Pills vs. Plants: Are Supplements Worth Taking?
A practical guide to getting the nutrients you need, skipping what you don’t, and saving money in the process.
Do you really need a multivitamin? Which supplements are actually worth it? Are you getting enough protein, vitamin D, or B12? And what about iron, DHA, or creatine? In this guide, I break down what to take, what to skip, and how to make smart, science-backed decisions without wasting money.

Let’s recap what I’ve been saying for nearly 30 years—and still stand by:
A whole foods, plant-based diet is rich in the nutrients we need to thrive.
The essential nutrients we require are found in plants — not animals.
Vitamin B12 is the one exception, as it isn’t made by plants or animals but by microbes.
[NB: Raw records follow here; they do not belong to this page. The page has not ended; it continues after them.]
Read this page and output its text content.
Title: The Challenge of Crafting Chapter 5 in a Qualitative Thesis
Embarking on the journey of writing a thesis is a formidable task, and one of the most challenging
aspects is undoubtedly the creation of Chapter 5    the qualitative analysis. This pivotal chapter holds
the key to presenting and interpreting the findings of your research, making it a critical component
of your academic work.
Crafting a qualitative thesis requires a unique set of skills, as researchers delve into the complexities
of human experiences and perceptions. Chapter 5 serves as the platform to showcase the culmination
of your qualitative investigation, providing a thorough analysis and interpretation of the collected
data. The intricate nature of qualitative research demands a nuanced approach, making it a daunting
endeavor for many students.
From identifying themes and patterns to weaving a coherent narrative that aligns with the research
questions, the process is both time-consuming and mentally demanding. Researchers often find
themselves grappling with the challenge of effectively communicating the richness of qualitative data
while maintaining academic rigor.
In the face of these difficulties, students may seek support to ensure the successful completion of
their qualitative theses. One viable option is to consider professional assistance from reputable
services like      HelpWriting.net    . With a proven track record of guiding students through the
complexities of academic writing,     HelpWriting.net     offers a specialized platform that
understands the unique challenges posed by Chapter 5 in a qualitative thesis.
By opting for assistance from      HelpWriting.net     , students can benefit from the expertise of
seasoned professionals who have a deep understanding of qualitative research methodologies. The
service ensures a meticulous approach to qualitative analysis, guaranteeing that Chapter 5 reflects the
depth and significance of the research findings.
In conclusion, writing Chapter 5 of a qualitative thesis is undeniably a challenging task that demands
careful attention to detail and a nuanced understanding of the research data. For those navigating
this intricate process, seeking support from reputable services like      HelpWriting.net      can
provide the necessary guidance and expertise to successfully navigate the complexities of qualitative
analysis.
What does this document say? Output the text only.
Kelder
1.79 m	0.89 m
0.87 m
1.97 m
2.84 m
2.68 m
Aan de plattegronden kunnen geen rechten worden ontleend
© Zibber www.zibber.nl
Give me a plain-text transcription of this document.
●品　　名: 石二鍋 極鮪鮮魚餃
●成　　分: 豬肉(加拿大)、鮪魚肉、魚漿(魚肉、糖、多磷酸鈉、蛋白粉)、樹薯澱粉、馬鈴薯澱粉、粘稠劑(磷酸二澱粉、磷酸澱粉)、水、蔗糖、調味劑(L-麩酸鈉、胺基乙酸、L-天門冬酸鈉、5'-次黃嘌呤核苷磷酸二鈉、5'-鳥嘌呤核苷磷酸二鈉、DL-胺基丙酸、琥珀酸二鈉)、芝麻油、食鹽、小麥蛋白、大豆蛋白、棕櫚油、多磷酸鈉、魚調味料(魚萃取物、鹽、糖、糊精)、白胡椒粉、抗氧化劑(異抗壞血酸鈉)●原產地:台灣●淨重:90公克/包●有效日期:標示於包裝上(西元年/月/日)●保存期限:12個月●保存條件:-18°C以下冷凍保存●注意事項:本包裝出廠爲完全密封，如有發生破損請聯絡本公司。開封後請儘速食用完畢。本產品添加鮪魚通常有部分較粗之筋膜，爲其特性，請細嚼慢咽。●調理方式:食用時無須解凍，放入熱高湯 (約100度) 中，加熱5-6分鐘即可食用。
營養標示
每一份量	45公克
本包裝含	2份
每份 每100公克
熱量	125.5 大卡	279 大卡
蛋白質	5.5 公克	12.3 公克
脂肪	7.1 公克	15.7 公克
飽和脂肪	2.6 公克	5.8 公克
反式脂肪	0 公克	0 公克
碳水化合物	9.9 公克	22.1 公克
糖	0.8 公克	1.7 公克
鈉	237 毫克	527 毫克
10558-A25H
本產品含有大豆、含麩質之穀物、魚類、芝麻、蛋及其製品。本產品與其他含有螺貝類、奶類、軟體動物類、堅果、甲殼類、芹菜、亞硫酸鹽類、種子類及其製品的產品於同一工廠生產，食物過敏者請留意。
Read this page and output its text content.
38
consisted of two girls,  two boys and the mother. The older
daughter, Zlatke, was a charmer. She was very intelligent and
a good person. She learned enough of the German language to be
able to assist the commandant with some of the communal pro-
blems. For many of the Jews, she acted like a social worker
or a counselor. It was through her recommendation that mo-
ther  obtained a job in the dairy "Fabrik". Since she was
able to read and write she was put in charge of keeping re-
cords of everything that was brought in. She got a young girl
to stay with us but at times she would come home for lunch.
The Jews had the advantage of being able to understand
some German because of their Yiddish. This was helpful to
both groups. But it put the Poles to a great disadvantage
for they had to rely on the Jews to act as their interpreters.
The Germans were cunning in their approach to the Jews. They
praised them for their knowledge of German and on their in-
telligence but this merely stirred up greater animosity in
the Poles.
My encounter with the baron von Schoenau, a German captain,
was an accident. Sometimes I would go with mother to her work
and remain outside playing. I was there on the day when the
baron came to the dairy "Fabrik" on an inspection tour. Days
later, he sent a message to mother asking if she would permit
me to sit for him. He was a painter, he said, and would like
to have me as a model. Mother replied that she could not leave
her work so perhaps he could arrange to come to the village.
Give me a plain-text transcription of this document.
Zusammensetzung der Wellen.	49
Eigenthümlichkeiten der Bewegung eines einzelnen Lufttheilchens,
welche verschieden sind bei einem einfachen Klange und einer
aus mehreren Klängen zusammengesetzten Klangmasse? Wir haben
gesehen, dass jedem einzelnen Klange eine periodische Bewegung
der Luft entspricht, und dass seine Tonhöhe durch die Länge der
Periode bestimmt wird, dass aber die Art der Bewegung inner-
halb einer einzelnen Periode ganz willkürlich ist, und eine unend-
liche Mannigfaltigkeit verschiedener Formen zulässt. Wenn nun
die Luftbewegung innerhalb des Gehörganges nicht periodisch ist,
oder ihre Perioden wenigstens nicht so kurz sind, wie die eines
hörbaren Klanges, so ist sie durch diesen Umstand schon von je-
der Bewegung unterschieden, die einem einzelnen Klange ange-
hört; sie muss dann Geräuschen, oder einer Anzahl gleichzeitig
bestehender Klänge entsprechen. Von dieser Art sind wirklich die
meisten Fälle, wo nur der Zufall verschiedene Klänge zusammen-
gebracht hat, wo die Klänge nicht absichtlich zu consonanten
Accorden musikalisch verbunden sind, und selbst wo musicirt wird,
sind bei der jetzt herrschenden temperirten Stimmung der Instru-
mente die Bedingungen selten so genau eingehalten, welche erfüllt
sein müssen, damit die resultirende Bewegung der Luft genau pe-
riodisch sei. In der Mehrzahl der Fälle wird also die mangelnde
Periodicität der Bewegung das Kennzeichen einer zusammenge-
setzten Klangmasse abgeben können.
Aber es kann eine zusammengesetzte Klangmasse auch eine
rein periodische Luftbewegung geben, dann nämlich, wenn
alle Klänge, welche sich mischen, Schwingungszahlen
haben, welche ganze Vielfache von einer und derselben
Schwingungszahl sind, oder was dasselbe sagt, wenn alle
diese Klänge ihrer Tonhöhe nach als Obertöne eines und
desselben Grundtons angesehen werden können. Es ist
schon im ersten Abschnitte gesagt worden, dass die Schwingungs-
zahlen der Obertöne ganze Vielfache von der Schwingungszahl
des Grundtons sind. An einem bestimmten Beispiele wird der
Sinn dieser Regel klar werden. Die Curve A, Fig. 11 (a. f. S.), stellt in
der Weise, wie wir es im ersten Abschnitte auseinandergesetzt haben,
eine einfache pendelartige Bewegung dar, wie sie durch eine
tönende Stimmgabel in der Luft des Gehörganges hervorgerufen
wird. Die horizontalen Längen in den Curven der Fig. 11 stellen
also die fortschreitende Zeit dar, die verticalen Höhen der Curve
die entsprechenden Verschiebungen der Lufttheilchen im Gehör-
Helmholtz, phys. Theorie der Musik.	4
There’s no need to go through animals to get the nutrients they (theoretically) got from plants. (Factory-farmed animals are fed supplemented feed, not actual plants.)
When it comes to nutrition, it’s not just about getting the nutrients — it’s about absorbing them.
So...that should be the end of the story, right?
Well, not quite.
Even if all of the above is true (and it is), important questions still remain:
Are there times when vitamin or mineral supplements are necessary?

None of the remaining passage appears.